"She's a-holdin' of 'im right to time," Mrs. Bingham said.

It was shortly after this that he got the agency for a new cash-delivery system, and went on the road with it, travelling in northern Wisconsin and Minnesota. He came back after a three weeks' trip, quite jubilant. "I've made a hundred dollars, Nell. I'm all right if this holds out, and I guess it will."

In the following November, just a year after the failure, they celebrated the day, at her suggestion, by paying interest on the unpaid sums they owed.

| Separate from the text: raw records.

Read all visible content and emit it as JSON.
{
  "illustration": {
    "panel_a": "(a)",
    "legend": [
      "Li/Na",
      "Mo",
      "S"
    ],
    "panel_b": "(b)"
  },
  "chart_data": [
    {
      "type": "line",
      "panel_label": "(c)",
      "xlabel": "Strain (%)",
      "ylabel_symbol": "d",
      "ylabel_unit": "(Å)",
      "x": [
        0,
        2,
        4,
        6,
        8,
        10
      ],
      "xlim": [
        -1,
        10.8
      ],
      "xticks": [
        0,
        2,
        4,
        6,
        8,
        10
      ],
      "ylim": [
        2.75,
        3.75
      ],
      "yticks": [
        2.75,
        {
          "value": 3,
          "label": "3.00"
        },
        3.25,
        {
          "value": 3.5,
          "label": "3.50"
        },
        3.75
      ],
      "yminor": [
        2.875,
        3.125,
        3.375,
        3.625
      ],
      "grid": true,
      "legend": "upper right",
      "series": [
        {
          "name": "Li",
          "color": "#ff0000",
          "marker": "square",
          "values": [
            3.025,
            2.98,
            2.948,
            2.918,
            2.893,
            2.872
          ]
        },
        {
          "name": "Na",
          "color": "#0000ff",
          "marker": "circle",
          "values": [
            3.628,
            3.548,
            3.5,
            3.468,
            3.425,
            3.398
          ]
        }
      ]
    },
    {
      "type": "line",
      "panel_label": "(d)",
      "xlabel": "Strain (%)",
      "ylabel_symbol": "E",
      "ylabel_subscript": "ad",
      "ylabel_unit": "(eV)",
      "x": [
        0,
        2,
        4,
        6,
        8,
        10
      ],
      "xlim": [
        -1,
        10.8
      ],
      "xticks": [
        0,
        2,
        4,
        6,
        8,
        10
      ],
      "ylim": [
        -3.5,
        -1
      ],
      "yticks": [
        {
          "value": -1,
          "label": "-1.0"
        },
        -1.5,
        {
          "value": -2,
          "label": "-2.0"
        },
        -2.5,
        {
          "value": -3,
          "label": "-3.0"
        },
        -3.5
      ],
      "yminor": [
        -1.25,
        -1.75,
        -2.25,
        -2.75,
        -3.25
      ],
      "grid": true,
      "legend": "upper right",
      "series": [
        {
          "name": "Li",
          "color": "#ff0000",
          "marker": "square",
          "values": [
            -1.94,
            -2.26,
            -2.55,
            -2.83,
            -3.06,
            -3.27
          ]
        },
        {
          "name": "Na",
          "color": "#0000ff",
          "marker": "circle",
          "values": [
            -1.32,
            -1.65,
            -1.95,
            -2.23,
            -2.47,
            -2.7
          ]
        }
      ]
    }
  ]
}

"I could pay a little more on the principal," she explained, "but I guess it 'll be better to use it for my stock. I can pay better dividends next year.

"Take y'r time, Mrs. Sanford," Vance said.

Of course she could not escape criticism. There were the usual number of women who noticed that she kept her "young uns" in the latest style, when as a matter of fact she sat up nights to make their little things. They also noticed that she retained her house and her furniture.

"If I was in her place, seems to me, I'd turn in some o' my fine furniture toward my debts," Mrs. Sam Gilbert said, spitefully.

She did not even escape calumny. Mrs. Sam Gilbert darkly hinted at certain "goin's on durin' his bein' away. Lit up till after midnight some nights. I c'n see her winder from mine."

Rose McPhail, one of Mrs. Sanford's most devoted friends, asked, quietly, "Do you sit up all night t' see?"

"S'posin' I do!" she snapped. "I can't sleep with such things goin' on."